This folio illustrates a story from the Uttara Kanda, the final book of the Ramayana. After his coronation in the city of Ayodhya, Rama begins the kingly ritual of the horse sacrifice, the ashvamedha. For a period of one year, a horse, accompanied by an army led by Rama’s brother Shatrughna, travels the vast lands of the subcontinent marking the territory of Rama’s kingdom, after which the horse will be sacrificed.
During the journey, the horse comes upon the hermitage of the great sage Valmiki, where, unbeknownst to Rama or his army, his wife Sita and their twins, Lava and Kusha, have been residing during their exile. As the horse wanders into the hermitage, Lava and Kusha capture it, along with the rest of Shatrughna’s army.
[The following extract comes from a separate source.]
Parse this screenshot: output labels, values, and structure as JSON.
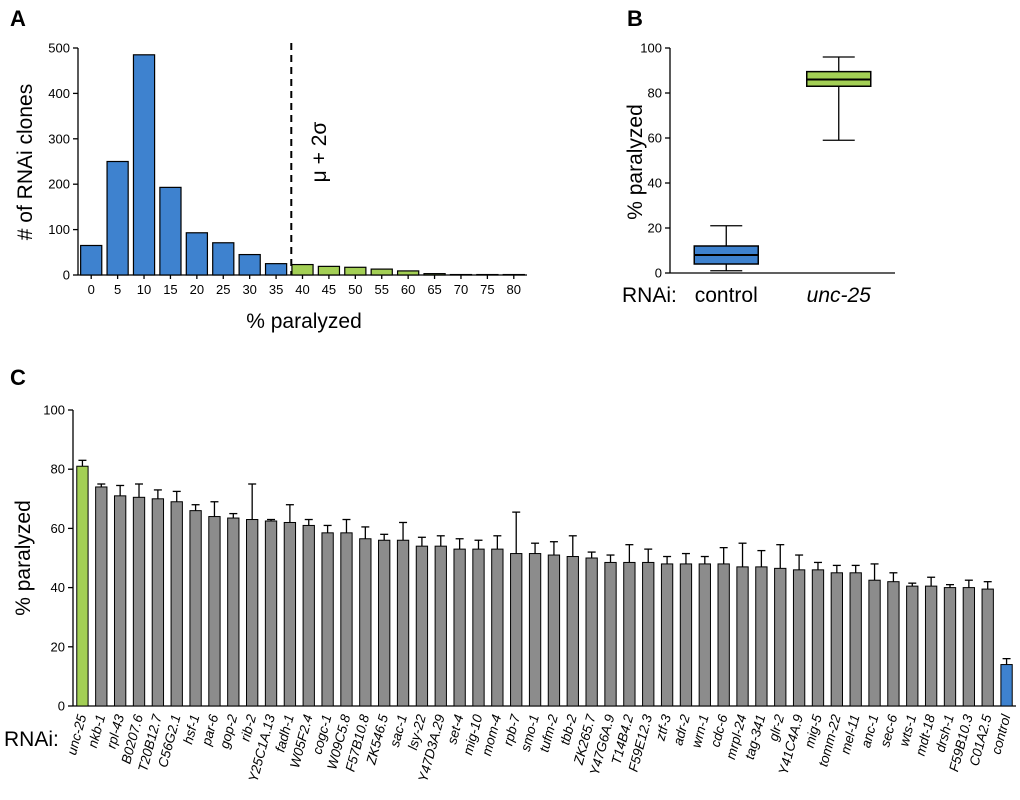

In response, Rama sends army after army led by his remaining brothers to battle, not knowing that he is actually battling his only sons. After Lava and Kusha defeat the army after army, Rama himself goes into battle against his sons and is defeated as well.
This folio depicts several scenes from this battle. Moving clockwise from top left, Sita embraces her two sons, Valmiki instructs the twins at his hermitage, and Lava returns the captured Hanuman, Rama’s most ardent devotee, and Jambavan to the battlefield. The center image shows culmination of the battle with Rama and his armies; Rama (labeled as Shri Ramaji), all his brothers, Bharata, Shatrughna, and Lakshmana, as well as his closest companions, Sugriva, and Vibhishana have all been killed.
This particular version of the battle between Lava, Kusha, and their father, has been told in several versions of the Ramayana, the earliest of which is the Jaimini Bharata, a retelling of portions of another great Sanskrit epic, the Mahabharata. Contemporary folk versions of the Uttara Kanda are still performed in modern-day Andhra Pradesh, Assam, Odisha, and West Bengal.